Monday, April 1, 2019

Behavior Determined By Happiness

The movie "Schindler's List" (1993) is the story of a Nazi businessman, far from exemplary, a member of the Nazi party, but rescued 1100 Jews from the Holocaust. He hired Jewish prisoners from the concentration camps as employees of his military plant. Though he had to give his whole fortune to accomplish this he became a lifesaver for many. A professor of spirituality in a Catholic University writes on the subject for the Catholic Times.
 

A survivor who did not go to the gas chambers because of Schindler, made a ring from the gold of one of his teeth inscribed with a phrase from the Talmud: "Whoever destroys a soul, it is considered as if he destroyed an entire world. And whoever saves a life, it is considered as if he saved an entire world"  and gave it to Schindler in gratitude. But Schindler said he didn't deserve the ring. He laments that he spent so much money on pleasure and was not able to save more people. If he had sold his car he would have saved ten more. The gold in his Nazi badge would have saved two more he said with tears in his eyes.

Schindler believed that it was greater happiness to save a person's life than to keep his property. Human behavior is determined by what we believe brings happiness.
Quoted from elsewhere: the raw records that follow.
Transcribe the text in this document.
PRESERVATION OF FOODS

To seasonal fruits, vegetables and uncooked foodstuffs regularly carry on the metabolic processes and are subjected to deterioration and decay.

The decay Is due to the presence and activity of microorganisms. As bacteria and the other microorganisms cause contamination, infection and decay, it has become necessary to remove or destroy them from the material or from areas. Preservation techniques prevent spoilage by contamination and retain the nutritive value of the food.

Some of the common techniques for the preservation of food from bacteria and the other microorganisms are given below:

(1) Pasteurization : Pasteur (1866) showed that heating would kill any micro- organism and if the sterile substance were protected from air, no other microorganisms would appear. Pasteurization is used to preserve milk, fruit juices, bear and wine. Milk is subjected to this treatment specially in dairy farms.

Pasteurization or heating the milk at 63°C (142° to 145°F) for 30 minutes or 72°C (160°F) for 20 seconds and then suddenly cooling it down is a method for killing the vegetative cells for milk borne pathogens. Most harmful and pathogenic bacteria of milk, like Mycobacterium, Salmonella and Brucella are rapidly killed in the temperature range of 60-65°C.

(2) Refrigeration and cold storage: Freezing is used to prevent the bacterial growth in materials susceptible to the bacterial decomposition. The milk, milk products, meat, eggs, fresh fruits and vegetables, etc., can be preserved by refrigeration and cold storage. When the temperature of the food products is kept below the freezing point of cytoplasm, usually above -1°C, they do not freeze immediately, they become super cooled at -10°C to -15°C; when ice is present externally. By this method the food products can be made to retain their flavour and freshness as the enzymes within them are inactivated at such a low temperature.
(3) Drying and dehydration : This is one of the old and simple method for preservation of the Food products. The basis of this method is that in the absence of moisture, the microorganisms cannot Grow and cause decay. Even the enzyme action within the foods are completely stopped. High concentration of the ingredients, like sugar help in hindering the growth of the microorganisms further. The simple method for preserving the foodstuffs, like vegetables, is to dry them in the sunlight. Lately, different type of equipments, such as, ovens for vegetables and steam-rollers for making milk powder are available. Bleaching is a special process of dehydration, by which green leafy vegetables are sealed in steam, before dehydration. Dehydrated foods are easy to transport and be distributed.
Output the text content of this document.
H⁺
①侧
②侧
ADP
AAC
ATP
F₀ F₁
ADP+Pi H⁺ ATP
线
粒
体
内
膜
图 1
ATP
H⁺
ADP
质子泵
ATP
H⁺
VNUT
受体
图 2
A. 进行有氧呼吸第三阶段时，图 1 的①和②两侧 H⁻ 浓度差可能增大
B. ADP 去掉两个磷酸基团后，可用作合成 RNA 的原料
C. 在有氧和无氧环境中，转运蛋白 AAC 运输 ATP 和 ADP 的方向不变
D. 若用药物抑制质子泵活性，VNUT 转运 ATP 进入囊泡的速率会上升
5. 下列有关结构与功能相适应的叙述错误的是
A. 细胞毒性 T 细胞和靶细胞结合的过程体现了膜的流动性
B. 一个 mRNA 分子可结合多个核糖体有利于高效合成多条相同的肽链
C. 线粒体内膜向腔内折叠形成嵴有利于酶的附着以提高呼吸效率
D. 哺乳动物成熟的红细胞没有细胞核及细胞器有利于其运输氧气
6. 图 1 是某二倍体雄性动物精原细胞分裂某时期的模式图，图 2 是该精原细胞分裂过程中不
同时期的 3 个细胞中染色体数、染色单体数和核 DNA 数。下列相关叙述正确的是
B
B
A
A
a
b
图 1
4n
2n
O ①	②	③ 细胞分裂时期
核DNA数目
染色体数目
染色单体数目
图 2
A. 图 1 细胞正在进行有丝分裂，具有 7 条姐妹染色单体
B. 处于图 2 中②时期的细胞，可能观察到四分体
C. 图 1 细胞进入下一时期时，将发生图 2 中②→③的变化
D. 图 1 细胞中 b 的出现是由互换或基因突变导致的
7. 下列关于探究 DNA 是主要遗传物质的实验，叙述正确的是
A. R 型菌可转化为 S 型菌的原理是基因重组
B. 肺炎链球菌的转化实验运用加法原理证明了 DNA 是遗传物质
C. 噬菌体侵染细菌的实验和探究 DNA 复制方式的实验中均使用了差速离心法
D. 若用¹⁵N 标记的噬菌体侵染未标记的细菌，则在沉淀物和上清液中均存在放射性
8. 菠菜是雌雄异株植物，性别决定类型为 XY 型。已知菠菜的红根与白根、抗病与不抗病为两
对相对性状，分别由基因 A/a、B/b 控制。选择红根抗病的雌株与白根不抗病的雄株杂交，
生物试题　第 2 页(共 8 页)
And we invest everything for that belief. Schindler believed saving lives would make him happier.

Jesus said giving, brings greater happiness than receiving (Acts 20:35). So when you believe in Jesus, you will "act in love" (Gal 5,6). However, do I  think I am becoming a fool in this world because of love? These are the trials of faith. They come when we think other things make us happier than the practice of love. Living in this world, our faith will always be in crisis.
 

 It's happiness for the farmer to see seeds scattered in the fields germinate, develop stalks, and fruit. This joy keeps him going out to the field daily. Our faith is the same. The fruit of faith is seen at the end but the joy comes daily in seeing the growth.
 

The church says: Faith allows us to anticipate the joy and light of the beatific vision, the goal of our pilgrimage on earth. The evidence comes when we become a  bit happier because of faith.
 

In order to live and grow in faith, and come to our end we must raise our faith in God's word and in the Lord. Faith needs to grow. When a seed falls onto a field, the field not only keeps the seed but helps it grow. Likewise, faith must grow.
 

The Church says, "Faith allows us to anticipate the joy and light of the beatific vision the goal of our pilgrimage on this earth. The evidence that faith grows can be found in my feelings that I am becoming happier because of faith. Schindler was able to devote all of his money because of the joy that came from saving one person from the gas chamber. Faith can grow with happiness as we grow closer to our goal.